た香の煙が一直線に舞い上って、その末端がクルクルと廻って自分の面に吹きかけて来る。竜之助、その煙を払いながら太刀をつけて島田の周囲をグルグル廻っているうちに、眼が眩《くら》んで鼻血が出て、そこへ香の煙が濛々《もうもう》と捲《ま》いて来て息が詰まる。その時にヒヤリと自分の首筋に冷たいもの。
「やッ何者! 誰だ!」
 夢を破られた竜之助、パッと跳《は》ね起きてむずと押えたのは和《やわ》らかい人の手、その手首には氷のような白刃《しらは》が握られてありました。

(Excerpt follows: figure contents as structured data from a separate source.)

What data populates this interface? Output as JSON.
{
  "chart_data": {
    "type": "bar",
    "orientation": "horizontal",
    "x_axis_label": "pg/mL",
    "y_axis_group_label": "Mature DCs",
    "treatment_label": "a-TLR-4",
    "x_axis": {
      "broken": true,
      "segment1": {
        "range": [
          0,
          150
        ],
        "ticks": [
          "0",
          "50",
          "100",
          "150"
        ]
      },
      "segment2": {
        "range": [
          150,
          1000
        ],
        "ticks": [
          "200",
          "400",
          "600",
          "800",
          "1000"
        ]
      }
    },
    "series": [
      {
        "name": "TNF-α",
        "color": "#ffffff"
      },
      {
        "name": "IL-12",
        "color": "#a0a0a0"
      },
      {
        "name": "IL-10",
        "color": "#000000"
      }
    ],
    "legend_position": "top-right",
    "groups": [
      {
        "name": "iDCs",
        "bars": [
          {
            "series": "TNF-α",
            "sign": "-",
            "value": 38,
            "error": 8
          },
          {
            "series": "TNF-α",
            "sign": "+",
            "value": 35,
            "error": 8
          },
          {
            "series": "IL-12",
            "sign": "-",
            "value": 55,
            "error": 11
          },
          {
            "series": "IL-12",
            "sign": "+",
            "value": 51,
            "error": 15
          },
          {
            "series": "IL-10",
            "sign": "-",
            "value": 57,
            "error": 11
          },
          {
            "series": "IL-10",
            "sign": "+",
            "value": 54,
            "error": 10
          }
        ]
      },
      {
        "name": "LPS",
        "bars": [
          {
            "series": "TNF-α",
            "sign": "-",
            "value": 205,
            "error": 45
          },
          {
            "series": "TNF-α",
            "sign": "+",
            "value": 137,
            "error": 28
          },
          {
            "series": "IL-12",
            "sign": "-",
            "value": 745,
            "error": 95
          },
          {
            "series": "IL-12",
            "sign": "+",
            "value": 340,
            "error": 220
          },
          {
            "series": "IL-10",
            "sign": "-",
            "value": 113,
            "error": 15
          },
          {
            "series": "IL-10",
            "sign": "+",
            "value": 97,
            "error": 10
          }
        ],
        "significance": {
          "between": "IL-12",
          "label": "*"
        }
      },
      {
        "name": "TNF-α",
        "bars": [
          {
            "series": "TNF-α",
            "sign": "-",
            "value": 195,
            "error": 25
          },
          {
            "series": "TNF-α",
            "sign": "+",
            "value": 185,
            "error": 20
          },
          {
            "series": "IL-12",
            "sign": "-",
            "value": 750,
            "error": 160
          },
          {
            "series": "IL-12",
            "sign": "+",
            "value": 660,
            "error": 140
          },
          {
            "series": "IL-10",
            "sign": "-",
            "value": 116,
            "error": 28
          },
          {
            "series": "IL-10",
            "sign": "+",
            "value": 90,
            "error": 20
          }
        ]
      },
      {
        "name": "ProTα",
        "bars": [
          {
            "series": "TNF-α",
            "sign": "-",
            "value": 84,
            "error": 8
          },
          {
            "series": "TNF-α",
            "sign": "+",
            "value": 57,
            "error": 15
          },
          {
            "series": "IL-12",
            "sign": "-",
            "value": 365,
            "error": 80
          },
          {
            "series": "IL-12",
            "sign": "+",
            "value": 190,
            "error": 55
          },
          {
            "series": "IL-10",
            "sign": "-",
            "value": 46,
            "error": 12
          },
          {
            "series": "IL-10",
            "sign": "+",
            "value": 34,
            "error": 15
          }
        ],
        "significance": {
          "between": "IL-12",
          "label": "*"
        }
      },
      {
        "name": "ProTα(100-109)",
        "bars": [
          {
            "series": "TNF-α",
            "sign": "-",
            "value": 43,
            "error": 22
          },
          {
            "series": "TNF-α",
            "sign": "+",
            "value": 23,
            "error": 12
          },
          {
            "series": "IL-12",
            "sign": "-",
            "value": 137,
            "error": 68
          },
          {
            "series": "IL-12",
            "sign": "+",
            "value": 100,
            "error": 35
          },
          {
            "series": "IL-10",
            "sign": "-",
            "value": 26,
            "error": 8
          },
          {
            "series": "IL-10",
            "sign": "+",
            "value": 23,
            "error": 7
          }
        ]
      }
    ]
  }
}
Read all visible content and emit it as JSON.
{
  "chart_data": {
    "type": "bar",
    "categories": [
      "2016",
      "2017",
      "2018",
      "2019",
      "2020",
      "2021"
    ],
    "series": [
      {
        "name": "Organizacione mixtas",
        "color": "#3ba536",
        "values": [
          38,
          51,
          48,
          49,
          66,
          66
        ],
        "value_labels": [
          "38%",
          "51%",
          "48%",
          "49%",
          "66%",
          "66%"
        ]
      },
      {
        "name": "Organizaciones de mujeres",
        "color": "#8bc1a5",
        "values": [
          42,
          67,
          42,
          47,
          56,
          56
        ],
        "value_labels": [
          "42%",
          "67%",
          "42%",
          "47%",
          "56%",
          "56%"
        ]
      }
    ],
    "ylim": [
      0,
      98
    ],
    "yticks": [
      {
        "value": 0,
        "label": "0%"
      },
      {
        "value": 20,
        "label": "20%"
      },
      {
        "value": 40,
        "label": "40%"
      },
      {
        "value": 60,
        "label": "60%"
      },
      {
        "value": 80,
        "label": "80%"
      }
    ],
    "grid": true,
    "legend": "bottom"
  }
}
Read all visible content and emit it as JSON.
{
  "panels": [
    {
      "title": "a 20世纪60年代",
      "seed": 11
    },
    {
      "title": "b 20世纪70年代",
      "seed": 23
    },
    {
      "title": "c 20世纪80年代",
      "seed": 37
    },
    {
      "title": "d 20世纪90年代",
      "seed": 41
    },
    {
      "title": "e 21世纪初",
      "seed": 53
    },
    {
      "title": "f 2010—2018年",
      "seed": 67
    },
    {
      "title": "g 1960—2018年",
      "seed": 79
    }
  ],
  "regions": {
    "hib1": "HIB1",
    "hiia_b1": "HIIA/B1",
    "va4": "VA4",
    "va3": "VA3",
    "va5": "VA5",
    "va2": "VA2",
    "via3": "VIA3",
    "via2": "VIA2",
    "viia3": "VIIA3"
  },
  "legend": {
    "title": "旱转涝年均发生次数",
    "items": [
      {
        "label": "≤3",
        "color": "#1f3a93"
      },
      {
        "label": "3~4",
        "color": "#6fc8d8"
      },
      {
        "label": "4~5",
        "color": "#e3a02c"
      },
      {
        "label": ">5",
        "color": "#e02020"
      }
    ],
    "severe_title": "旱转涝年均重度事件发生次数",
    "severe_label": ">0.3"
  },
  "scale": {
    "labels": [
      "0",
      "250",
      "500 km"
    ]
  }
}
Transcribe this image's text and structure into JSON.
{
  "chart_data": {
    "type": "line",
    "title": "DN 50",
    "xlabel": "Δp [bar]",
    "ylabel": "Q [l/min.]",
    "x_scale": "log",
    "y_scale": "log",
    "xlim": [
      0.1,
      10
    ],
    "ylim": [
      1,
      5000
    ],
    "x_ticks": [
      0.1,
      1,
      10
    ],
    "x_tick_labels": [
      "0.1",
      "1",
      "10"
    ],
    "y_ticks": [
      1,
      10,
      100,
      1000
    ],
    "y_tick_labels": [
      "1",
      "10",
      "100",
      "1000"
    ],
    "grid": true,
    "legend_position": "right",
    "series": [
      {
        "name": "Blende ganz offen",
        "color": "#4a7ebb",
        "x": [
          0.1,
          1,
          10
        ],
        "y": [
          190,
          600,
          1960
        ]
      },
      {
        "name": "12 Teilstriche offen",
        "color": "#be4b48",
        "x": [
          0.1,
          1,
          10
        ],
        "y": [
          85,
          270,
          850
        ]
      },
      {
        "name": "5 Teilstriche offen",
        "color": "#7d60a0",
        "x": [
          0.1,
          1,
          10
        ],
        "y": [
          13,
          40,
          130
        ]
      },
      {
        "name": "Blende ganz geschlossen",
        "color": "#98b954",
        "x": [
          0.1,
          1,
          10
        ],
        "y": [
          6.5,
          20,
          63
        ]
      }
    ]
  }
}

これは夢ではない、たしかに現実。
「やあ、浜ではないか」
 竜之助の上から乗りかかって、彼の首に短刀を当てたのは、現在の自分の妻の仕業《しわざ》でありました。
「何をする、気ちがいめ」
 竜之助は短刀を奪い取って身を起すと共に、はったと蹴倒《けたお》すと、お浜は向うの行燈《あんどん》に仰向《あおむ》けに倒れかかって、行燈が倒れると火皿《ひざら》は破《こわ》れてメラメラと紙に燃え移ります。
 蹴倒されたお浜は、むっくりと起き直るや、前に用意して明けておいたと見える表の戸から外の闇へ転《ころ》げ出してしまいました。